Abschließend möchte ich den Mitarbeiterinnen und
Mitarbeitern der Stadt Wien danken, die letztendlich mitgeholfen haben, dieses
Budget umzusetzen und derartig positiv zu gestalten. - Danke schön. (Beifall bei der SPÖ.)
Vorsitzende GR Mag Heidemarie Unterreiner: Als nächste Rednerin ist Frau StR Dipl Ing Dr
Rothauer gemeldet. Ich erteile ihr das Wort.
StR Dipl Ing Dr Herlinde Rothauer: Sehr geehrte Frau Vorsitzende! Herr
Berichterstatter! Meine sehr geehrten Damen und Herren!

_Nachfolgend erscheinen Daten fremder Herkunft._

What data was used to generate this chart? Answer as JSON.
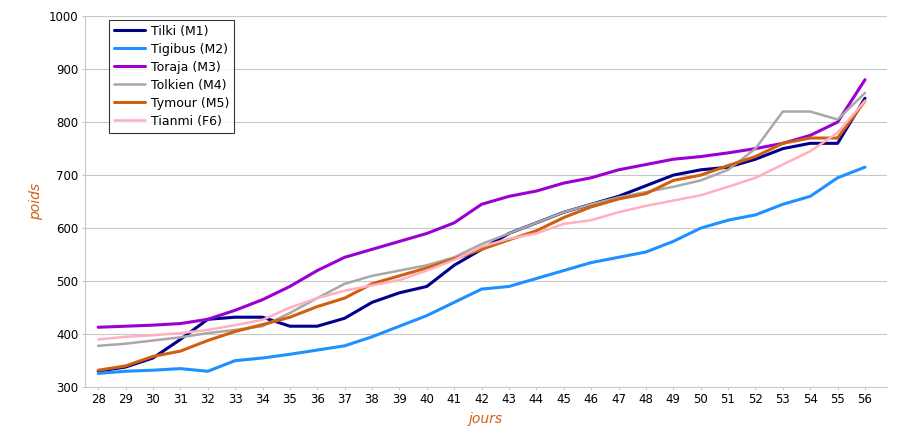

Wie die Vorredner aus meiner Fraktion schon ausgeführt
haben, gibt es für uns natürlich keinen Anlass, diesen Rechnungsabschluss zu
kritisieren. Wir stehen vielmehr zu dem, was wir im letzten Jahr, nämlich der
abgelaufenen Koalitionsregierung, geleistet haben. Bei aller Spekulation, die
der Kollege Margulies angestellt hat, ob nun das wirtschaftliche Ergebnis
wirklich so gut ist, wie es sich darstellt und ob es andere, vielleicht
realistischere Ansätze bezüglich der Einnahmensituation gegeben hätte, wo dann
der Saldo anders ausgesehen hätte, ist Tatsache, dass in der Ära der
Mitregierung der ÖVP sehr gut gewirtschaftet wurde, und dass der Abgang
geringer war, nämlich so gering wie noch nie. Wenn Sie sich die Zeitreihen der
Rechnungsabschlüsse der letzten Jahre ansehen, so ist sehr wichtig, dass der
Schuldenstand gesenkt wurde.
Herr VBgm Rieder hat selber angeführt, dass im Jahr
1995 eine ganz andere Situation war als heute. Er hat ehrlichkeitshalber
dazugesagt, dass wir nicht die Schulden halbiert haben, weil das auch mit der
Ausgliederung des Wiener Wohnen zusammenhängt, aber dass der Schuldenstand sehr
stark zurückgegangen ist. Das ist natürlich zugleich die Periode, wo die ÖVP in
der Regierung mitgewirkt hat. Das alles geschah bei einer Rekordhöhe an
ausgeschütteten Wirtschaftsförderungsmittel.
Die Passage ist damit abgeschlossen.